Грифф энергично занимался над продвижением выставки и сумел договориться с репортером с «Би-Би-Си», чтобы тот взял у меня интервью перед открытием и организовал съемки.
Я решил воспользоваться этим козырем, чтобы наконец-то заставить Джеки и всех остальных членов моей семьи поверить мне и прийти на выставку.
– Слушай, Джеки, событие будет громким, – сказал я сестре по телефону. – Ты должна прийти. Репортер с «Би-Би-Си» берет у меня интервью. Меня покажут в шестичасовых новостях.
– Правда? Когда?
– Еще точно не знаю, сообщу тебе позже.
– Ладно, договорились.
Ее ответ меня расстроил: я чувствовал, что Джеки все еще сомневается. Но я не собирался так быстро отказываться от задуманного. Неважно, что я повторялся или что мои слова звучали отчаянно. Я с жаром убеждал сестру, чтобы быть уверенным: она меня поняла.
– Послушай, Джеки, – сказал я. – Я знаю, что был тем еще гадом и расстраивал вас, но мне наконец-то выпал шанс извиниться и доказать, что теперь я другой. Я снова хочу быть частью семьи, а не просто время от времени говорить с тобой по телефону.
– Я понимаю, – задумчиво сказала Джеки. – Просто мне нужно подумать. Прошло столько времени, Джон. Все это у меня просто в голове не укладывается…
– Знаю, Джеки, но поверь мне на этот раз. Ты должна прийти. Я уже сказал: мне просто хочется снова оказаться в семейном кругу. Я хочу, чтобы вы с Джонни и девочками пришли на открытие, хочу увидеть Малкольма и Дэвида с женами и детьми. Я понимаю, они уже не дети, но ты ведь понимаешь, о чем я. Ты позвонишь им ради меня? Расскажешь о выставке? Пригласишь их? Я знаю, ты можешь, Джеки. Ты можешь с ними поговорить.
Я понимал, что Джеки переживала, как все сложится, но в конце концов она согласилась позвонить братьям.
– Спасибо, Джеки, – сказал я, почувствовав, что у меня камень с души свалился.
Я так давно мечтал об этом и рассчитывал, что с помощью Джеки все получится.

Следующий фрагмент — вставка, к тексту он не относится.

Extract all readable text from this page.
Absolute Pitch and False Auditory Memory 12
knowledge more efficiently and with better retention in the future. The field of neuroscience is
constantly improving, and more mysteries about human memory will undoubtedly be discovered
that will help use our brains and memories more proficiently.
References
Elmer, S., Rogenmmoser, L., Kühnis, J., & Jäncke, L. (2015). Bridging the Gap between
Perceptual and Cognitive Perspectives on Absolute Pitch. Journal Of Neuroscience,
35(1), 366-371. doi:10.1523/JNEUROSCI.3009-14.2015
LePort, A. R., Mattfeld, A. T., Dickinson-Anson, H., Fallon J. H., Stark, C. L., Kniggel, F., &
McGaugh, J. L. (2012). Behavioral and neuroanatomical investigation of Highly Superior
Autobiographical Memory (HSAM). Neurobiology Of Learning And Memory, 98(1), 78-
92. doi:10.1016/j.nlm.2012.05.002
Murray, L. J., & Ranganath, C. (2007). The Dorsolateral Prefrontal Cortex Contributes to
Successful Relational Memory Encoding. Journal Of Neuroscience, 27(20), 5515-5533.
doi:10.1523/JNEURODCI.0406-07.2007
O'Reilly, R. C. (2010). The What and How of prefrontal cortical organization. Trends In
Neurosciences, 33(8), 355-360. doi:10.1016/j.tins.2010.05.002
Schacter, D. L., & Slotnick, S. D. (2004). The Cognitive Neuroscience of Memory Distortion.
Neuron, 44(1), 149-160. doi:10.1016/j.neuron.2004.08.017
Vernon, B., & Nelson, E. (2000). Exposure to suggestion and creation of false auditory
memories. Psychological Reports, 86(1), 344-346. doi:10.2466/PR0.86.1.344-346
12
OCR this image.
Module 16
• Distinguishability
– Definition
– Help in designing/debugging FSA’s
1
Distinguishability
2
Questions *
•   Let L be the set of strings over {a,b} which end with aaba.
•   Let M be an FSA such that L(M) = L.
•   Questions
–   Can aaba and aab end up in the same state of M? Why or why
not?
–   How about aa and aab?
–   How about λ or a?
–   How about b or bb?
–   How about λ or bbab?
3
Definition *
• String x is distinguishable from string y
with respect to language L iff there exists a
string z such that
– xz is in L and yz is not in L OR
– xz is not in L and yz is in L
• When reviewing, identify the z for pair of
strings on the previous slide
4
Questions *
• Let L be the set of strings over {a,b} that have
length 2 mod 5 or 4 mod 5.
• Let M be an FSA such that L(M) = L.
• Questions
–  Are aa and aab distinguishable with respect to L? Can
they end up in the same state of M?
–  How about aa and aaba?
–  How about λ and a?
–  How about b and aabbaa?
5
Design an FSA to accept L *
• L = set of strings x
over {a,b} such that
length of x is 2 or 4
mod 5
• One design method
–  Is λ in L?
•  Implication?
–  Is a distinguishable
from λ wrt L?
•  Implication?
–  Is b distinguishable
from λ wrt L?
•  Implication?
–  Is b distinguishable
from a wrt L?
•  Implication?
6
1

– Джеки, пожалуйста, сделай так, чтобы они пришли. Скажи, что это очень важно для меня и что я прошу прощения за то, что был таким негодяем в детстве, и за все беды, которые я причинил семье. Скажи, что я исправился и это моя попытка извиниться. Мне правда хочется собрать вас всех, если вы, конечно, не против. Я хочу, чтобы вы все могли мной гордиться.
Вряд ли можно было выразиться яснее. На следующий день Джеки позвонила Малкольму и Дэвиду и попросила их сообщить новости семье.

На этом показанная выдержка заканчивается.